By Bill Heaney
Scottish Labour Party leader Richard Leonard has expressed condolences to the all the families who have lost loved ones and friends during the pandemic.
Not least to the families of Dumbarton care worker Catherine Sweeney, pictured right, and Janice Graham, two front-line workers who have lost their lives to Covid-19 over the past few days.
He told the Holyrood parliament: “We applaud the efforts of all those front-line workers who are, in the end, saving lives and at times putting their own lives at risk in so doing. It is a national collective effort, but they are very much leading it.”
Mr Leonard said this was “all the more reason why I want to return to the issue that has arisen over the past few days about the guidance issued by the chief nursing officer on personal protective equipment, which has caused a good deal of concern among people working on the front line.
“Those who are working in the community providing home care or district nursing services, for example, are already under pressure and are being put under even more stress and pressure.
Richard Leonard, the Scottish Parliament and Nicola Sturgeon.
“Can the First Minister give a categorical reassurance that workers in the community on the front line will receive the right and adequate personal protective equipment that they need,” he asked Nicola Sturgeon.
She replied: “The issue around the guidance is not so much about the supply of PPE—we continue to work hard to maintain that supply and to distribute PPE.
“Every care worker should feel that they can wear a mask unless, in their professional judgment, they do not need to do so.”
The Labour leader said: “The World Health Organization continues to advise, Test, test, test. The national clinical director told the BBC that 5,000 health and care workers have been tested in Scotland.
“How many health and care workers have requested to be tested? Out of those 5,000 people, can we get a breakdown of how many of them are care workers and how many are national health service workers? What are the current rates of absenteeism in the NHS and in our care services?”
“The First Minister said the absenteeism rate in the NHS related to the virus has been around 6 per cent and that it was being “monitored carefully”.
She added: “On a daily basis, we are increasing the numbers of healthcare staff—and, where appropriate, their family members and close contacts—that we are testing. We hope to update the 5,000 figure that we have given in the next couple of days and I would obviously expect it to be higher at that point.
Testing, testing, testing. A healthcare worker prepares to test for coronavirus.
“We are building testing capacity with every day that passes and, by the end of this month, we will have the capacity to do 3,500 tests per day.

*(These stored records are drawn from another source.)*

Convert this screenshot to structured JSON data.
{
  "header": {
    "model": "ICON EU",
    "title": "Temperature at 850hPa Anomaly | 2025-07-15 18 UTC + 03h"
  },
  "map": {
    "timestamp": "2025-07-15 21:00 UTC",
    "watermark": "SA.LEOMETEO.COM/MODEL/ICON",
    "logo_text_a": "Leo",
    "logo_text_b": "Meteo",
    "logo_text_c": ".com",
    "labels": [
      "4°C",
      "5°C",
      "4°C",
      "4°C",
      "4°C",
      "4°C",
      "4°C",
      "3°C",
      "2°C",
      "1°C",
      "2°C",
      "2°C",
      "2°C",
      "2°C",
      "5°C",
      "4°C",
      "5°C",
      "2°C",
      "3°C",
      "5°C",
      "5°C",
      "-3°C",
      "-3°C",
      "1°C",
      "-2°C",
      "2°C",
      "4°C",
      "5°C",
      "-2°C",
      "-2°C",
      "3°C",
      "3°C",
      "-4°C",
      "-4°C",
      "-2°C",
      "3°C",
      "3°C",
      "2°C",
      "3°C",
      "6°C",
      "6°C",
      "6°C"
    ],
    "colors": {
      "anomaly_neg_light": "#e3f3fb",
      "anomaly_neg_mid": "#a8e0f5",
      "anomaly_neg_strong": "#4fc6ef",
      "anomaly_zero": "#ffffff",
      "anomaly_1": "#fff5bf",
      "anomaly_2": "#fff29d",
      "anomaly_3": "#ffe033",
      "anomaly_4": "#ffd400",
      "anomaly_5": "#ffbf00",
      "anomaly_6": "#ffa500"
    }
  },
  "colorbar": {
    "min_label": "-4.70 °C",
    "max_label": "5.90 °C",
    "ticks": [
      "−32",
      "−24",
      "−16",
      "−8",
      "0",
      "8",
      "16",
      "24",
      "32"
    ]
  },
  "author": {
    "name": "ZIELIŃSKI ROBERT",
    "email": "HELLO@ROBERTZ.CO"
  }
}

“The capacity is more than 2,000 tests per day right now but we will go higher than that. That testing capacity is simply within the NHS; we are also seeking to bring on stream academic and commercial testing capacity.
“Testing is really important. It is important now and it will become really important when we have an exit strategy as a way of going back to the contain phase of the virus, where we test, isolate and trace contacts.”
However, there were “limitations” to the testing – “I want to be clear about the limitations of testing. The current diagnostic test that we are using can tell us whether somebody has the virus while they are symptomatic. That is important but it does not tell somebody who is in the incubation period that they have the virus, nor does it tell people once they have recovered that they have had the virus.
“There are quite narrow windows in which that test allows us to say whether a health worker or another worker would be fit to return to work. They may test negative one day, but they may be in the incubation period and may show up positive the next day.
“The current test is an important tool and we will use it to the maximum capacity, but we also have to understand its limitations and therefore the importance of having in future, we hope, antibody testing, which will allow us to tell whether somebody has had the virus—assuming that that confers an element of immunity.”
Richard Leonard then raised the question of compassionate testing.
He asked: “Will the First Minister commit to look at the case for testing those people who have lost somebody through Covid-19, so that they are not grieving alone?
“Will she also consider the case of those who are receiving end-of-life treatment in our hospices or hospitals and who, frankly, do not want to die alone?
“Is she prepared to agree to the testing of immediate family members of people in that situation? We talk a lot about statistics in discussing this issue but, in the end, it is about human beings.”
The First Minister said she did not challenge the premise of the question, which concerns the importance of compassion in every aspect of our response to this crisis, but said two things: “First, we need to ensure that we are using our testing capacity in the best and most strategic way possible in order to give us the best chance of beating the virus.
“Secondly—although I do not want to negate what I said about the fact that I will look at the issue carefully—there is an effectiveness in testing somebody only when they are symptomatic.
“There is no point testing somebody before they display symptoms or after they have stopped displaying symptoms.
“I come back to that relatively narrow window of opportunity just to illustrate the point that, although there might be many people who want to be tested to show that they do not have the virus or perhaps have had it, the current test is not capable of doing all that.
“Therefore, we continue to use the test where we think that it is most appropriate to do so and where it will help us with the wider efforts against the virus.”